Go is a statically compiled language. To execute a Go binary on a machine, it must be compiled for the matching operating system and processor architecture. This has implications for how Go SDK pipelines execute on workers.
Development: Using go run
When starting your in development pipeline against a remote runner, you can use go run
from your development environment.
The Go SDK will cross-compile your pipeline for linux-amd64
, and use that as the pipeline’s worker binary.
Alternatively, some local runners support Loopback execution.
Setting the flag --environment_type=LOOPBACK
can cause the runner to connect back to the local binary to serve as a worker.
This can simplify development and debugging by avoiding hiding log output in a container.
Production: Overriding the Worker Binary
Go SDK pipeline binaries have a --worker_binary
flag to set the path to the desired worker binary.
This section will teach you how to use this flag for robust Go pipelines.
In production settings, it’s common to only have access to compiled artifacts. For Go SDK pipelines, you may need to have two: one for the launching platform, and one for the worker platform.
In order to run a Go program on a specific platform, that program must be built targeting that platform’s operating system, and architecture.
The Go compiler is able to cross compile to a target architecture by setting the $GOOS
and $GOARCH
environment variables for your build.
For example, you may be launching a pipeline from an M1 Macbook, but running the jobs on a Flink cluster executing on linux VMs with amd64 processors.
In this situation, you would need to compile your pipeline binary for both darwin-arm64
for the launching, and linux-amd64
.
# Build binary for the launching platform.
# This uses the defaults for your machine, so no new environment variables are needed.
$ go build path/to/my/pipeline -o output/launcher
# Build binary for the worker platform, linux-amd64
$ GOOS=linux GOARCH=amd64 go build path/to/my/pipeline -o output/worker
Execute the pipeline with the --worker_binary
flag set to the desired binary.
# Launch the pipeline specifying the worker binary.

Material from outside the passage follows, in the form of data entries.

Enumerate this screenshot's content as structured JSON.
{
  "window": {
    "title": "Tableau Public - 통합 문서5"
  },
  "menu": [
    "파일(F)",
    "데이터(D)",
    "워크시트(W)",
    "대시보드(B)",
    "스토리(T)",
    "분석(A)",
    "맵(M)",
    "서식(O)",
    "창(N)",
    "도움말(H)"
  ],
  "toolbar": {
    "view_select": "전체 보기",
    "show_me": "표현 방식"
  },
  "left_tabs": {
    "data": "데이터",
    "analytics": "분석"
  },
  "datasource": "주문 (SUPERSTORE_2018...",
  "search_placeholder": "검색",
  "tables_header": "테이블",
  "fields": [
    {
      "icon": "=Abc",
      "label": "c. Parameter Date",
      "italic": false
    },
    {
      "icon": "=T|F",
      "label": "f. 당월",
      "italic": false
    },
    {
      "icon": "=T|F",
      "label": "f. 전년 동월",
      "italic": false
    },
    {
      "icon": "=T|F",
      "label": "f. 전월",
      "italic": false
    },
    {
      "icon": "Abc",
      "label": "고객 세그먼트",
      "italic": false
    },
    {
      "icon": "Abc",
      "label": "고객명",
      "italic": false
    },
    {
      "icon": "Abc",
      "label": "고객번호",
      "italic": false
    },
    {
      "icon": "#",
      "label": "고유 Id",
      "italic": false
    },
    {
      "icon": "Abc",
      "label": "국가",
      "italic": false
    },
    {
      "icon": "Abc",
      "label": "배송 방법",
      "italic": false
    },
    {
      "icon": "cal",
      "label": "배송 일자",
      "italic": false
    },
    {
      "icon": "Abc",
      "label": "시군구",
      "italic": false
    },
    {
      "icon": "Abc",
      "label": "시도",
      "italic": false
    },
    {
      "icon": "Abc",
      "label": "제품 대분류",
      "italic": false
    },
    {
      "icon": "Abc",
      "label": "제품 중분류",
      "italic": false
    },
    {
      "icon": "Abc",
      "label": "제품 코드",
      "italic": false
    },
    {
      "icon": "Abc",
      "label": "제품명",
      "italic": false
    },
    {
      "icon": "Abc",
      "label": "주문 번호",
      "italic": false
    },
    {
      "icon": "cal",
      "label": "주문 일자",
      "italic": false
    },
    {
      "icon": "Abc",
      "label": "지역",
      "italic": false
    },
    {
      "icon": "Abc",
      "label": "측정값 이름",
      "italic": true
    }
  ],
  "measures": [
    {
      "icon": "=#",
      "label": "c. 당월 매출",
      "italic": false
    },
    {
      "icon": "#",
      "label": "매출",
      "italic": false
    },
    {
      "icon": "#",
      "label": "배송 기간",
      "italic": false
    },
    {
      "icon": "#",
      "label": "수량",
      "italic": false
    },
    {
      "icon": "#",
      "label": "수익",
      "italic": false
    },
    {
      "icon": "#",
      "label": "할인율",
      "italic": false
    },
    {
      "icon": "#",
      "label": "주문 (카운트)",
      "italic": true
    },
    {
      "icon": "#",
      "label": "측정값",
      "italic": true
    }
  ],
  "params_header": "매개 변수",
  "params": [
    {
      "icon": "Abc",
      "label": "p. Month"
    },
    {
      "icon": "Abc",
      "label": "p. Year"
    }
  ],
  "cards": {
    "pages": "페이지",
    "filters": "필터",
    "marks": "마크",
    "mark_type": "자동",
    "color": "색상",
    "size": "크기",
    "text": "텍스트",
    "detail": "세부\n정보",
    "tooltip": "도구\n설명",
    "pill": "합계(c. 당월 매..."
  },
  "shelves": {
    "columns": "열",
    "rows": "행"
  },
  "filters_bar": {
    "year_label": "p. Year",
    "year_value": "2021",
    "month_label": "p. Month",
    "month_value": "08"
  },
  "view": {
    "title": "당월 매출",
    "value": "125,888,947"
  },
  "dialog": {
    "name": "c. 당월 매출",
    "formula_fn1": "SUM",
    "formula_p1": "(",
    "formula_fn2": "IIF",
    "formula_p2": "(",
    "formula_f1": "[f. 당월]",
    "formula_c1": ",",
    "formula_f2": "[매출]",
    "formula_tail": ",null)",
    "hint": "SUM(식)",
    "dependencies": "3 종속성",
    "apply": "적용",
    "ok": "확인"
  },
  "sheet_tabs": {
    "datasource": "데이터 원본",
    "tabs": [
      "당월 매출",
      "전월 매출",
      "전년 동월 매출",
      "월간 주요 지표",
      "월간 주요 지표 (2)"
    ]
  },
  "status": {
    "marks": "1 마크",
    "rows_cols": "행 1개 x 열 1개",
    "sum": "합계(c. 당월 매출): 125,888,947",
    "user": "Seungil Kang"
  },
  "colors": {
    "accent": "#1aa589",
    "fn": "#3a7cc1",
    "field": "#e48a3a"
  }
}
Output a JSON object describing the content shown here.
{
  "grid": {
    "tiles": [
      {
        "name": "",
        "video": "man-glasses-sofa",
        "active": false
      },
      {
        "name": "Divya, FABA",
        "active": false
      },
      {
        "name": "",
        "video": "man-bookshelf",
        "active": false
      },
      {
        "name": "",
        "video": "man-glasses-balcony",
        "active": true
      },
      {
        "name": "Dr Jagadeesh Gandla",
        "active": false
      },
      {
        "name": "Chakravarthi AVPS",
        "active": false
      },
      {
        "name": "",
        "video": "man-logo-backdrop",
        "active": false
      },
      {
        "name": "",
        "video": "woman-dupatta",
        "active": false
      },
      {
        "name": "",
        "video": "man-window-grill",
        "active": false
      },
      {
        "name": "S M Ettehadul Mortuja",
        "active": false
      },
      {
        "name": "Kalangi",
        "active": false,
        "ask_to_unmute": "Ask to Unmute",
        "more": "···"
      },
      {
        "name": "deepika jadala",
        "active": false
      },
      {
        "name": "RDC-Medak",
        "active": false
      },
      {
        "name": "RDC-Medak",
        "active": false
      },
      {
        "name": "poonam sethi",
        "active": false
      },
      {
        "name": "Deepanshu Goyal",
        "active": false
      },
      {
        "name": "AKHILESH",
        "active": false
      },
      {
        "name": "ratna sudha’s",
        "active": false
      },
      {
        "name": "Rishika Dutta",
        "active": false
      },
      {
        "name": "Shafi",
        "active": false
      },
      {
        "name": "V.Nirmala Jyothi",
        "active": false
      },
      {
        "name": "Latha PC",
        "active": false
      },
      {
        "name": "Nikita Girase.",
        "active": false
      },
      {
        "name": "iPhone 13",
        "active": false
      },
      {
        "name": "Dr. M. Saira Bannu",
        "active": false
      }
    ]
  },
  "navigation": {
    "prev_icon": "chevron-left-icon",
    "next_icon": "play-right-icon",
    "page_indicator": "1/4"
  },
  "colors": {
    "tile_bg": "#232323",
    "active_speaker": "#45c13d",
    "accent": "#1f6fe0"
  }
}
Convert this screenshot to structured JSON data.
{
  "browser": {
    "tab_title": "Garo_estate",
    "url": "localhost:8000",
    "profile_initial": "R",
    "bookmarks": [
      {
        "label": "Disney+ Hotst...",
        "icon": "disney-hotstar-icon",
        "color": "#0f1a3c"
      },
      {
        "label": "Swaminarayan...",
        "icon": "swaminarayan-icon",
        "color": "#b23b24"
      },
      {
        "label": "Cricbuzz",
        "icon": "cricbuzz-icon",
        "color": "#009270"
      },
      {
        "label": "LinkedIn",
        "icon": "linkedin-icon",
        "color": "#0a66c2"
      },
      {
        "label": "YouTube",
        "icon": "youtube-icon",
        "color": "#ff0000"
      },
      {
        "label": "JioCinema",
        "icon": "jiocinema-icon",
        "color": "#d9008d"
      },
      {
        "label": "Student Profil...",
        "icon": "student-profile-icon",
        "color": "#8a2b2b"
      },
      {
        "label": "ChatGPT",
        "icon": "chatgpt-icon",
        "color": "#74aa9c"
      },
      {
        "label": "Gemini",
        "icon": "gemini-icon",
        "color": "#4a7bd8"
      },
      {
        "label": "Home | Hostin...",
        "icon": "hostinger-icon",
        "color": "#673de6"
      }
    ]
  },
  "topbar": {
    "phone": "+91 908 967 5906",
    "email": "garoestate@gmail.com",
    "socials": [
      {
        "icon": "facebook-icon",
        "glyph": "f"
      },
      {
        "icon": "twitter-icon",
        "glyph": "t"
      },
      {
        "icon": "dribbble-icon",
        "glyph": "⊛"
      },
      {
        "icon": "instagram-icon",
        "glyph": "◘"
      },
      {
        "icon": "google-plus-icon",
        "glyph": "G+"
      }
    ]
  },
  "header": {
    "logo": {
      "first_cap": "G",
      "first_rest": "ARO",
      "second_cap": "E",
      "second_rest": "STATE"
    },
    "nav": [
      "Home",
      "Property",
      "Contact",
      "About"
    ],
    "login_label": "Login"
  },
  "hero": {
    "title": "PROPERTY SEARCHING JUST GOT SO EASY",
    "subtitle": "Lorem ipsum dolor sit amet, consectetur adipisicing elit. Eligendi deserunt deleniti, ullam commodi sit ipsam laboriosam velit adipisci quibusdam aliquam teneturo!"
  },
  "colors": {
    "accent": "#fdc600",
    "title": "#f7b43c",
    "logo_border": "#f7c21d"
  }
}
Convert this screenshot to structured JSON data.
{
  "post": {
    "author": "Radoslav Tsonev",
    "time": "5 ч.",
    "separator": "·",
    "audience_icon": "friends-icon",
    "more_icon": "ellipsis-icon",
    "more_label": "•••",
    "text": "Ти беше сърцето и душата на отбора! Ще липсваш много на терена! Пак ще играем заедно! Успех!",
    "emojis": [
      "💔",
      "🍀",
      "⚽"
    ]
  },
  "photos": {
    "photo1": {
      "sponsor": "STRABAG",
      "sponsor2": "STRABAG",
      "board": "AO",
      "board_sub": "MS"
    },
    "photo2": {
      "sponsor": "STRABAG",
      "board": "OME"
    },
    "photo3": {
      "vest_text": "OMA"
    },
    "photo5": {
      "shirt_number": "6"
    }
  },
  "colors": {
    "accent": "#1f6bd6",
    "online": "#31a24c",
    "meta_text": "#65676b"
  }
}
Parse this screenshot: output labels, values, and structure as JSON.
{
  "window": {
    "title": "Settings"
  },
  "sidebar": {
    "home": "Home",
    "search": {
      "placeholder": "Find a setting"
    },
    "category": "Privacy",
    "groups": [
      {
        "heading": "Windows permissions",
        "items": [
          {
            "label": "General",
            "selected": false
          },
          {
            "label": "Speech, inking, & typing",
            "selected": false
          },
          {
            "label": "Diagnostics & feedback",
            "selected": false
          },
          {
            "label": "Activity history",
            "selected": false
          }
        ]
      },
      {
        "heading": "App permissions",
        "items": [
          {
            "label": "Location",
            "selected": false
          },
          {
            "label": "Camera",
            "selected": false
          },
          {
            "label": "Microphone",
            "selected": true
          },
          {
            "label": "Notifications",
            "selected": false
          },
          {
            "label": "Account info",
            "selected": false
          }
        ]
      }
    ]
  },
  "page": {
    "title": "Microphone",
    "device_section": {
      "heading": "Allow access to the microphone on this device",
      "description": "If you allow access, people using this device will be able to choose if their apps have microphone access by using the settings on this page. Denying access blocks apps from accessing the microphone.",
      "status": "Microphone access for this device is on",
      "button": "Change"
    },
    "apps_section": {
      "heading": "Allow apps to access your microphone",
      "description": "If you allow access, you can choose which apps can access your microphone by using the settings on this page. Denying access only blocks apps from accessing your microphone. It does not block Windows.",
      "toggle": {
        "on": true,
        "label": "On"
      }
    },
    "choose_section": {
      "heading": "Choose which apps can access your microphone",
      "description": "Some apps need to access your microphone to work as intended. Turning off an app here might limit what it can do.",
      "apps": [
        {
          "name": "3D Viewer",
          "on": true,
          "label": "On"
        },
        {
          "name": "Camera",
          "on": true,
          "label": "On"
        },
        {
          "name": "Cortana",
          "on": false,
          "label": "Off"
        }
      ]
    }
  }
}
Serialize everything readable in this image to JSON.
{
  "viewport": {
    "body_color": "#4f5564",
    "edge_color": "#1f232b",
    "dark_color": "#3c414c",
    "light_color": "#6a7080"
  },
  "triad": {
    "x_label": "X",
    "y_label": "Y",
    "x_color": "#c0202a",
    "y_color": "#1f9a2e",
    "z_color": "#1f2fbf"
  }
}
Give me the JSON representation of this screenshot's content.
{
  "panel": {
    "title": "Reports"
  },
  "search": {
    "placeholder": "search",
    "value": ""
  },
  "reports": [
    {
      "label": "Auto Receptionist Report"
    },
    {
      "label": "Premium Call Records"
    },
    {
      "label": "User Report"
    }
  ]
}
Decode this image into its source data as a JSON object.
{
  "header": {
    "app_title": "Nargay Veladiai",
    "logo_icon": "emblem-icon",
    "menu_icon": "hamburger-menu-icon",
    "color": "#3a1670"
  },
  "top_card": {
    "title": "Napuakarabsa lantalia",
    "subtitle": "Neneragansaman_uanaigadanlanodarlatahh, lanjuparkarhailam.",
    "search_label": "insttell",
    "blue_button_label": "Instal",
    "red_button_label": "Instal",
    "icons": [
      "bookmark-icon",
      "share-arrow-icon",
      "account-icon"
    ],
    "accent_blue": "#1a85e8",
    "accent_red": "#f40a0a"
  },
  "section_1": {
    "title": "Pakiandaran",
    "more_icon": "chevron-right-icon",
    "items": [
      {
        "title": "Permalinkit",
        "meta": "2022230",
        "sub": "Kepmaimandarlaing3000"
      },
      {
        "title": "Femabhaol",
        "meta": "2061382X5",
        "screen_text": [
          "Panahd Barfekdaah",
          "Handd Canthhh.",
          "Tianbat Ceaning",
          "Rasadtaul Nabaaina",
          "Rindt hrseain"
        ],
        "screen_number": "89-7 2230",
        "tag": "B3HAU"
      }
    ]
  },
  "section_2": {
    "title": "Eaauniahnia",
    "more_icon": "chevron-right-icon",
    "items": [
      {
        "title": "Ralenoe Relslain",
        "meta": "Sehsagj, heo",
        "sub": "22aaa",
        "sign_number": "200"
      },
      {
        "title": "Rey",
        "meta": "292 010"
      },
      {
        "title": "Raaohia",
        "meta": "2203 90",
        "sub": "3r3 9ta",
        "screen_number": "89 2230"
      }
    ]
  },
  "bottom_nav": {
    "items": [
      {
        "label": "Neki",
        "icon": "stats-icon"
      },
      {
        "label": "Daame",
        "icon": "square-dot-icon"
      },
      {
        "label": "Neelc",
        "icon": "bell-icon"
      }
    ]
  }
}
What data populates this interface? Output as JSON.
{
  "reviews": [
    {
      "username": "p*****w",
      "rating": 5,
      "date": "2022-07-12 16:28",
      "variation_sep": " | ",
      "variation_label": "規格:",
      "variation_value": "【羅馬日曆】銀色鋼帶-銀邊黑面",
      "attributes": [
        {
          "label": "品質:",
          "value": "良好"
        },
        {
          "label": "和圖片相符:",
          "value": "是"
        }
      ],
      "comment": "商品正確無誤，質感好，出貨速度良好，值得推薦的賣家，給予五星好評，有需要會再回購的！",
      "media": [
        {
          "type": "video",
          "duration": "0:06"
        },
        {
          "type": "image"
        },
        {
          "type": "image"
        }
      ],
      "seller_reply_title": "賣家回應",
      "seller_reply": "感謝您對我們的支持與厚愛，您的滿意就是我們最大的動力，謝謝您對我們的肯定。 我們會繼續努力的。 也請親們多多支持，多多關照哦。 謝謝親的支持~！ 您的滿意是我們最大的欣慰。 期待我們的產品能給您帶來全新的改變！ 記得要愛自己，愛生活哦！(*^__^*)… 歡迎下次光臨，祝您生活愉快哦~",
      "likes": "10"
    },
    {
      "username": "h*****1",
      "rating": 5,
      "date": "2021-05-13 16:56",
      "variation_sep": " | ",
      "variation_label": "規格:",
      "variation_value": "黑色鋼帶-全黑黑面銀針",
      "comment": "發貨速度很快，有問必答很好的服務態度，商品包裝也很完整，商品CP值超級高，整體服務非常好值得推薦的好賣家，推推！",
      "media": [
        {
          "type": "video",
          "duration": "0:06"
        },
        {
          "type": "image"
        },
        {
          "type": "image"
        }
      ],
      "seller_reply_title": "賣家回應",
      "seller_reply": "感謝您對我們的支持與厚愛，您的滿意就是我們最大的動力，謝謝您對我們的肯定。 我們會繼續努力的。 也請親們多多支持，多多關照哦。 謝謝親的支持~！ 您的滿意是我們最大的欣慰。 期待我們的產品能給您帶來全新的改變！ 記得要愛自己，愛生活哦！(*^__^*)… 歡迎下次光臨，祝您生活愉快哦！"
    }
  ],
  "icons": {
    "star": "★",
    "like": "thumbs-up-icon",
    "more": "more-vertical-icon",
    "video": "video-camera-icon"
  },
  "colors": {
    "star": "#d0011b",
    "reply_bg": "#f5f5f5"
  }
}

$ ./output/launcher --worker_binary=output/worker --runner=flink --endpoint=... <...other flags...>
SDK Containers
Apache Beam releases SDK specific containers for runners to use to launch workers. These containers provision and initialize the worker binary as appropriate for the SDK.
At present, Go SDK worker containers are only built for the linux-amd64
platform.
See Issue 20807 for the current state of ARM64 container support.
Because Go is statically compiled, there are no runtime dependencies on a specific Go version for a container. The Go release used to compile your binary will be what your workers execute. Be sure to update to a recent Go release for best performance.